Yes, I'm surprised when people are surprised that new Star Wars stuff is rubbish. There hasn't be a truly great Star Wars film for 40 years (arguably longer) and the heyday of Star Wars franchised stuff was the 1990s, I think, with some great Lucas Arts games from that period.
Creative success is one of those highly unpredictable evolutionary processes whose outputs look better on average than they are, because we tend to forget the detritus.
There has been a bunch good EU content though. My assumption was that similar to marvel Disney would try to pick through the material and more or less loosely adopt the good stuff.

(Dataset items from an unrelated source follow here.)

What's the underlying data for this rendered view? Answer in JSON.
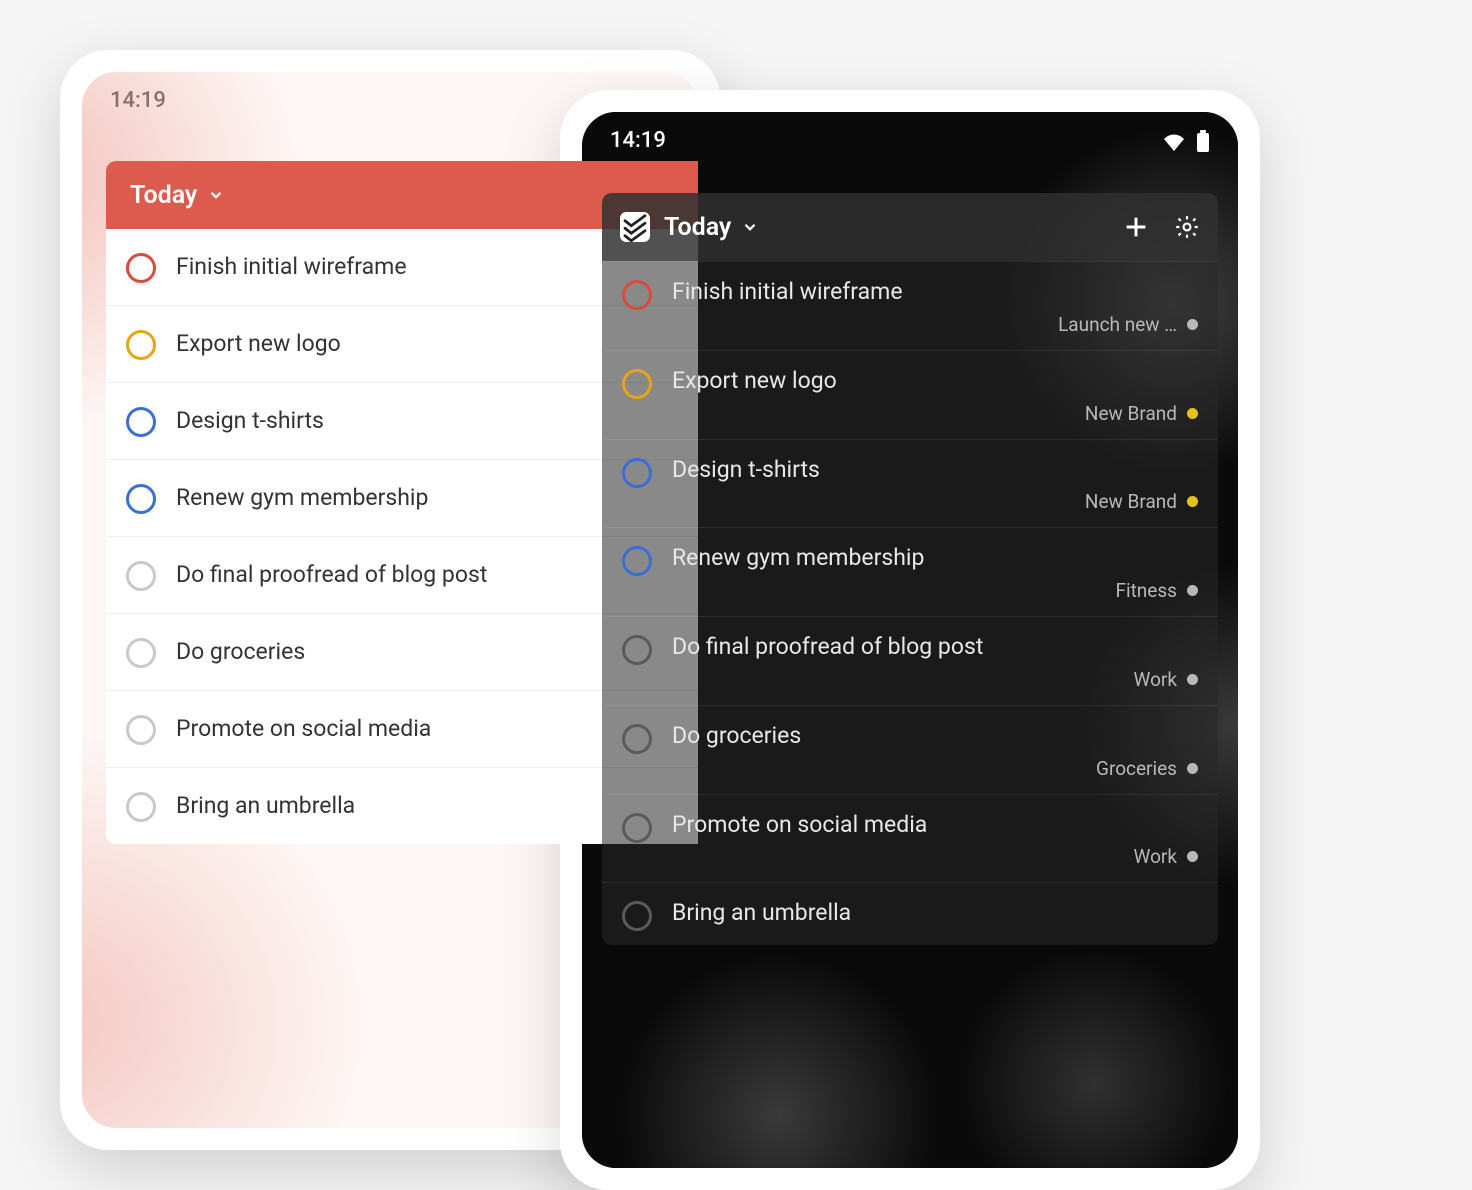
{
  "status": {
    "time": "14:19"
  },
  "colors": {
    "red": "#d94b3a",
    "orange": "#e6a417",
    "blue": "#3b6fd6",
    "grey_light": "#c9c9c9",
    "grey_dark": "#5a5a5a",
    "tag_grey": "#b8b8b8",
    "tag_yellow": "#e6c417"
  },
  "light": {
    "header": "Today",
    "tasks": [
      {
        "title": "Finish initial wireframe",
        "ring": "red"
      },
      {
        "title": "Export new logo",
        "ring": "orange"
      },
      {
        "title": "Design t-shirts",
        "ring": "blue"
      },
      {
        "title": "Renew gym membership",
        "ring": "blue"
      },
      {
        "title": "Do final proofread of blog post",
        "ring": "grey_light"
      },
      {
        "title": "Do groceries",
        "ring": "grey_light"
      },
      {
        "title": "Promote on social media",
        "ring": "grey_light"
      },
      {
        "title": "Bring an umbrella",
        "ring": "grey_light"
      }
    ]
  },
  "dark": {
    "header": "Today",
    "tasks": [
      {
        "title": "Finish initial wireframe",
        "ring": "red",
        "project": "Launch new …",
        "dot": "tag_grey"
      },
      {
        "title": "Export new logo",
        "ring": "orange",
        "project": "New Brand",
        "dot": "tag_yellow"
      },
      {
        "title": "Design t-shirts",
        "ring": "blue",
        "project": "New Brand",
        "dot": "tag_yellow"
      },
      {
        "title": "Renew gym membership",
        "ring": "blue",
        "project": "Fitness",
        "dot": "tag_grey"
      },
      {
        "title": "Do final proofread of blog post",
        "ring": "grey_dark",
        "project": "Work",
        "dot": "tag_grey"
      },
      {
        "title": "Do groceries",
        "ring": "grey_dark",
        "project": "Groceries",
        "dot": "tag_grey"
      },
      {
        "title": "Promote on social media",
        "ring": "grey_dark",
        "project": "Work",
        "dot": "tag_grey"
      },
      {
        "title": "Bring an umbrella",
        "ring": "grey_dark"
      }
    ]
  }
}
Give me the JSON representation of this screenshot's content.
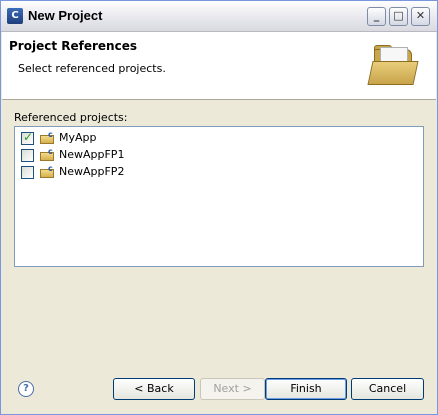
{
  "window": {
    "title": "New Project",
    "minimize": "_",
    "maximize": "□",
    "close": "✕"
  },
  "header": {
    "title": "Project References",
    "description": "Select referenced projects.",
    "icon": "folder-open-icon"
  },
  "references": {
    "label": "Referenced projects:",
    "items": [
      {
        "label": "MyApp",
        "checked": true
      },
      {
        "label": "NewAppFP1",
        "checked": false
      },
      {
        "label": "NewAppFP2",
        "checked": false
      }
    ]
  },
  "footer": {
    "help": "?",
    "back": "< Back",
    "next": "Next >",
    "finish": "Finish",
    "cancel": "Cancel"
  }
}
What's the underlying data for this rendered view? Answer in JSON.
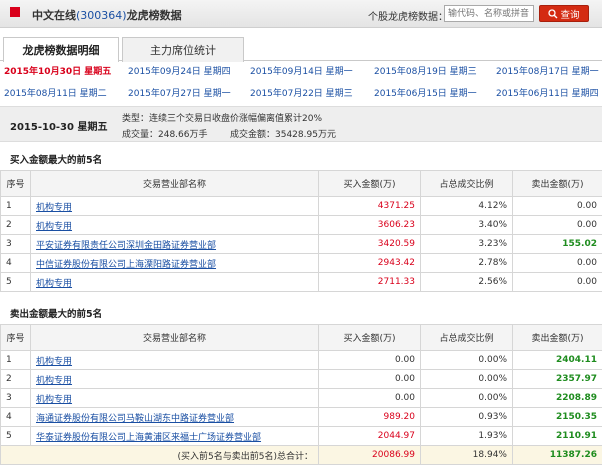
{
  "header": {
    "title_prefix": "中文在线",
    "stock_code": "(300364)",
    "title_suffix": "龙虎榜数据",
    "search_label": "个股龙虎榜数据：",
    "search_placeholder": "输代码、名称或拼音",
    "search_button": "查询"
  },
  "tabs": [
    {
      "label": "龙虎榜数据明细",
      "active": true
    },
    {
      "label": "主力席位统计",
      "active": false
    }
  ],
  "dates": [
    {
      "label": "2015年10月30日 星期五",
      "selected": true
    },
    {
      "label": "2015年09月24日 星期四",
      "selected": false
    },
    {
      "label": "2015年09月14日 星期一",
      "selected": false
    },
    {
      "label": "2015年08月19日 星期三",
      "selected": false
    },
    {
      "label": "2015年08月17日 星期一",
      "selected": false
    },
    {
      "label": "2015年08月11日 星期二",
      "selected": false
    },
    {
      "label": "2015年07月27日 星期一",
      "selected": false
    },
    {
      "label": "2015年07月22日 星期三",
      "selected": false
    },
    {
      "label": "2015年06月15日 星期一",
      "selected": false
    },
    {
      "label": "2015年06月11日 星期四",
      "selected": false
    }
  ],
  "summary": {
    "date": "2015-10-30 星期五",
    "type": "类型：连续三个交易日收盘价涨幅偏离值累计20%",
    "volume": "成交量：248.66万手",
    "amount": "成交金额：35428.95万元"
  },
  "buy_section": {
    "title": "买入金额最大的前5名",
    "headers": [
      "序号",
      "交易营业部名称",
      "买入金额(万)",
      "占总成交比例",
      "卖出金额(万)"
    ],
    "rows": [
      {
        "idx": "1",
        "name": "机构专用",
        "buy": "4371.25",
        "ratio": "4.12%",
        "sell": "0.00",
        "sell_color": "normal"
      },
      {
        "idx": "2",
        "name": "机构专用",
        "buy": "3606.23",
        "ratio": "3.40%",
        "sell": "0.00",
        "sell_color": "normal"
      },
      {
        "idx": "3",
        "name": "平安证券有限责任公司深圳金田路证券营业部",
        "buy": "3420.59",
        "ratio": "3.23%",
        "sell": "155.02",
        "sell_color": "green"
      },
      {
        "idx": "4",
        "name": "中信证券股份有限公司上海溧阳路证券营业部",
        "buy": "2943.42",
        "ratio": "2.78%",
        "sell": "0.00",
        "sell_color": "normal"
      },
      {
        "idx": "5",
        "name": "机构专用",
        "buy": "2711.33",
        "ratio": "2.56%",
        "sell": "0.00",
        "sell_color": "normal"
      }
    ]
  },
  "sell_section": {
    "title": "卖出金额最大的前5名",
    "headers": [
      "序号",
      "交易营业部名称",
      "买入金额(万)",
      "占总成交比例",
      "卖出金额(万)"
    ],
    "rows": [
      {
        "idx": "1",
        "name": "机构专用",
        "buy": "0.00",
        "buy_color": "normal",
        "ratio": "0.00%",
        "sell": "2404.11"
      },
      {
        "idx": "2",
        "name": "机构专用",
        "buy": "0.00",
        "buy_color": "normal",
        "ratio": "0.00%",
        "sell": "2357.97"
      },
      {
        "idx": "3",
        "name": "机构专用",
        "buy": "0.00",
        "buy_color": "normal",
        "ratio": "0.00%",
        "sell": "2208.89"
      },
      {
        "idx": "4",
        "name": "海通证券股份有限公司马鞍山湖东中路证券营业部",
        "buy": "989.20",
        "buy_color": "red",
        "ratio": "0.93%",
        "sell": "2150.35"
      },
      {
        "idx": "5",
        "name": "华泰证券股份有限公司上海黄浦区来福士广场证券营业部",
        "buy": "2044.97",
        "buy_color": "red",
        "ratio": "1.93%",
        "sell": "2110.91"
      }
    ],
    "totals": {
      "label": "(买入前5名与卖出前5名)总合计：",
      "buy": "20086.99",
      "ratio": "18.94%",
      "sell": "11387.26"
    }
  },
  "colors": {
    "accent_red": "#d9001b",
    "link_blue": "#1a4fa3",
    "sell_green": "#1e8c1e"
  }
}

This seemed like such an easy (and already proven within the company) recipe for success that I couldn't really imagine massive failure. The property isn't super complex and the fans are not very needy. And yet..
I think that it's at least 10 years too late to create a fun expanded universe. Too much PC, too much safety-first writing. Even the Marvel stuff doesn't interest me, except at the margins where some really vivacious creativity sneaks in e.g. the Guardians of the Galaxy films.
I think I would have to go back at least 20 years to find any Star Wars creativity that I thought wasn't just good, but great. I mean, there are still good Bond films, but I haven't seen a great one since Goldeneye nearly 30 years ago.